This is how the saw came home today. How it looks now. I can't put a saw up dirty. Chain gets touched up, bar groves blown out, air filter blown out. Pulled the starter cover off this one cause I over filled the oil tank and ended up with grime in there. 2095 is next. It will get the same treatment.
Don't know when I'll use them again. When there used every day I'll just touch the chain up and throw them back in the truck
I do all the above plus use mineral spirits with a siphon sprayer to get all the oily residue and oil soaked dust off, then hit it with camp fuel with the same siphon to remove the mineral spirits. Lastly I wipe them down with Amsoil Mudslinger. I do this if a saw will set longer than a week. If I'm going to use it again the next day or same week, I skip the siphon sprayer / Mudslinger routine and do that at the very end before it gets put up. When I need / want to cut again I usually grab a different saw. I like to rotate them. Once done it gets the same treatment. Now, I have 15-17 saws currently and I only reserve this full treatment for.... which is 5 saws. The rest get a good compressed air bath, chain tuned up, bar cleaned and flipped. Air filter blown off. They might get the siphon sprayer once a year. I've got issues lol.
Lol, not yet.... I'm the guy you want a used saw from if you like them low hours and purdy. huskihl said "you haven't even ran these" when I brought him my two Stihls a couple weeks back. 10 tanks through one, 6 through the udder.
I got 3 main saws and a few older counter vibes. I need to pick up another 7900/7910 to fill the gap between the 590 and 2095. You got me beat when it comes to the saw cleaning.
I'm not the winner here lol. My main saws are the soon to be ported ms241, ms201 rear handle, ported echo 2511P. They were purchased new and for my special needs. My other two were used but they flip my switch.

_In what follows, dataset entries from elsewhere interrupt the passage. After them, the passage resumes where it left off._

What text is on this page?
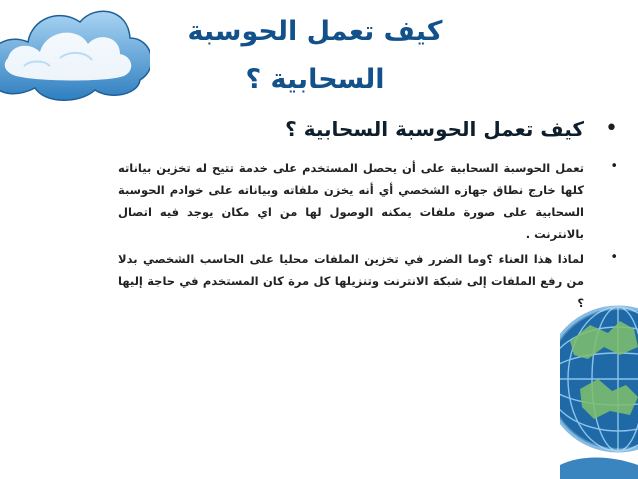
كيف تعمل الحوسبة السحابية ؟
•
كيف تعمل الحوسبة السحابية ؟
•
تعمل الحوسبة السحابية على أن يحصل المستخدم على خدمة تتيح له تخزين بياناته كلها خارج نطاق جهازه الشخصي أي أنه يخزن ملفاته وبياناته على خوادم الحوسبة السحابية على صورة ملفات يمكنه الوصول لها من اي مكان يوجد فيه اتصال بالانترنت .
•
لماذا هذا العناء ؟وما الضرر في تخزين الملفات محليا على الحاسب الشخصي بدلا من رفع الملفات إلى شبكة الانترنت وتنزيلها كل مرة كان المستخدم في حاجة إليها ؟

One is a Dolmar made Makita DCS 401 wearing a velocity stack with an air filter off a 1/5 scale rc car on it and Kevin ported it too. Last is a ripping little Remington Mighty Mite saw from the early 70's. I have a few of them in various states. I really like running that one. I may even port it myself. I have everything to completely rebuilt one now. All NOS parts. Cylinder, piston ect.
Dropbox - VID_20220421_120426069~2.mp4 - Simplify your life That Dolkita pulling a 16" .325 full chisel in one year seasoned beech. I've since put it back to 3/8 LP. Cuts faster and smoother with it.
Stopped by the green waste site after work today and someone dropped off a truckload of cut ash. It was killed by EAB and appears to have been cut up at least a month because all ends are checking. No rain and hot for a month now.
It was almost 20 degrees cooler today after a morning rain shower....first one in 5 weeks that was more than enough to settle the dust. So my 17 year old boy and I went to load logs that I had squirreled away. Built some parbuckle ramps to get them up on the car trailer. Biggest log was 26" diameter and 10 ft. Next one was 20" and 8-10 ft. The big one was 3 sections 18" longer. We cut them off to save the fenders. Used 2 chains and my choker chain to get enough length to pull the big log up. Pictures don't do it justice. The 20" log is in front. The bigger one is on the far side holding up the long log. All oak so I figured the 2 biggest logs were around 2000# and 1000#. A couple more logs were 18"-20" and 8 ft long. We cut them in half and rolled them up the ramps and dove tail ramp to get more weight on the axles. Big logs in front were ties down and the shorter ones are wedges in fender to fender. I'm guessing 6000# of oak loaded this afternoon. The truck has 10 ply LT tires and airbags...that needed about 15 psi to level the truck out. Only needed to go 8 miles. Boy and I ran out of water.. stupid mistake..and we're paying for it by the end. We stopped and got a couple drinks on the way home. All the pictures are after 1 rain. Still dry and dusty. We got 2 more rains with a bit of sleep and hail but the potholes are puddles now. The tractor will be used to unload.